Consolation
They just don’t.
And, unfairly I admit, I have come to be accustomed to this trend to the extent that the sight of a man who is crying makes me uncomfortable. Even the sound of pain in the voice of a man unsettles me. I don’t think of him as weak. I know better than that. I just have a hard time offering consolation to a man. I just don’t know how.
So when I spoke to my friend BSE (short for Bus Station Eric…loooong story) yesterday, I found myself feeling very uncomfortable as he courageously tried to relay to me the devastation in Louisiana as a result of Hurricane Katrina. BSE is from Baton Rouge but has family in NO…many of whom he has not heard from since the hurricane hit. And it’s hard to hear a grown man try to explain what has happened…try to capture the essence of the destruction and his personal struggles…when the words will not come. “It’s real bad, man.

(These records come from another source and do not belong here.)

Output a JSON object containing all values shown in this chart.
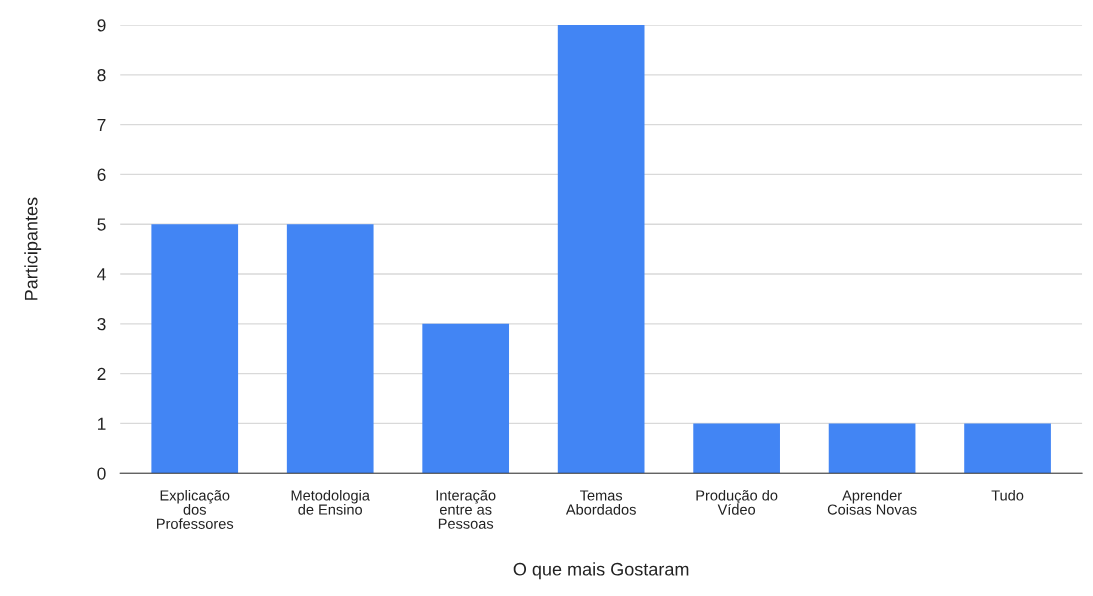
{
  "chart_data": {
    "type": "bar",
    "xlabel": "O que mais Gostaram",
    "ylabel": "Participantes",
    "categories": [
      "Explicação\ndos\nProfessores",
      "Metodologia\nde Ensino",
      "Interação\nentre as\nPessoas",
      "Temas\nAbordados",
      "Produção do\nVídeo",
      "Aprender\nCoisas Novas",
      "Tudo"
    ],
    "values": [
      5,
      5,
      3,
      9,
      1,
      1,
      1
    ],
    "color": "#4285f4",
    "ylim": [
      0,
      9
    ],
    "yticks": [
      0,
      1,
      2,
      3,
      4,
      5,
      6,
      7,
      8,
      9
    ],
    "grid": "y"
  }
}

Real bad.”
And as I look at the pictures from Katrina, and as more information starts to roll in regarding the destruction—the number of months it will take for people to return home, the amount of people who are homeless, the costs to repair and reconstruct entire cities, the miles of shore line that have disappeared—I find it all too reimnicent to 9-11 and have to turn off the reports to maintain my sanity.
I remember seeing news reports on September 11, 2001, and thinking how it all looked like a movie. I kept saying…”you’re joking, right. This isn’t real.” And it didn’t feel real until I started to see the faces of people who were there, who had lived through it…until I saw tears in the eyes of grown men, that I could feel the pain too. And it was awful. The desperation and hopelessness was crushing my spirit. I watched for days, glued to my tv, not leaving the house, not changing clothes, barely eating, just affixed to the tv, taken in and swallowed by the catastrophic calamity that had befallen the city of New York. When the Tsunami hit, and wiped out entire villages of people, over 200,000 lives, I was pained…but not like this. I keep wondering why Katrina has hit me so hard. Maybe it’s because I can see with my eyes the effects of the disaster. I see the displaced families in the Atlanta hotels, 10-12 people piled into mini-vans with minimal belongings. I have heard them say they are running out of money. They don’t know when they can go home. They’re not sure, with gas prices about to skyrocket, IF they can get home.
My mom and I were watching the news on Monday and she was wondering why everyone didn’t evacuate.
“Evacuate to where, Mom? Most of the people there are poor, elderly…all their family is in the region. Where will they go? And what will they have to come back to?” This hurricane has destroyed more than a football stadium and a few casinos. It has changed an entire financial infrastructure of a region. It has ripped apart families and created a sense of hopelessness and desperation that no one should endure. My heart is heavy and full. And unfortunately, as a 26 year-old single mom, all I have to give are prayers. And now my inability to give back is absorbing the hopelessness.
I don’t know how to manage men who cry. I feel like I should embrace them and turn my back at the same time, to give them privacy. I wish I knew how. I saw and know some men who could use more than a little encouragement these days. Since there are women, like me, who expect them to be strong, the least I could do is learn how to prepare them for the challenges ahead, the struggles yet to come.
I wish I knew how to comfort a man. But unfortunately, I just don’t know how. I. just. don’t.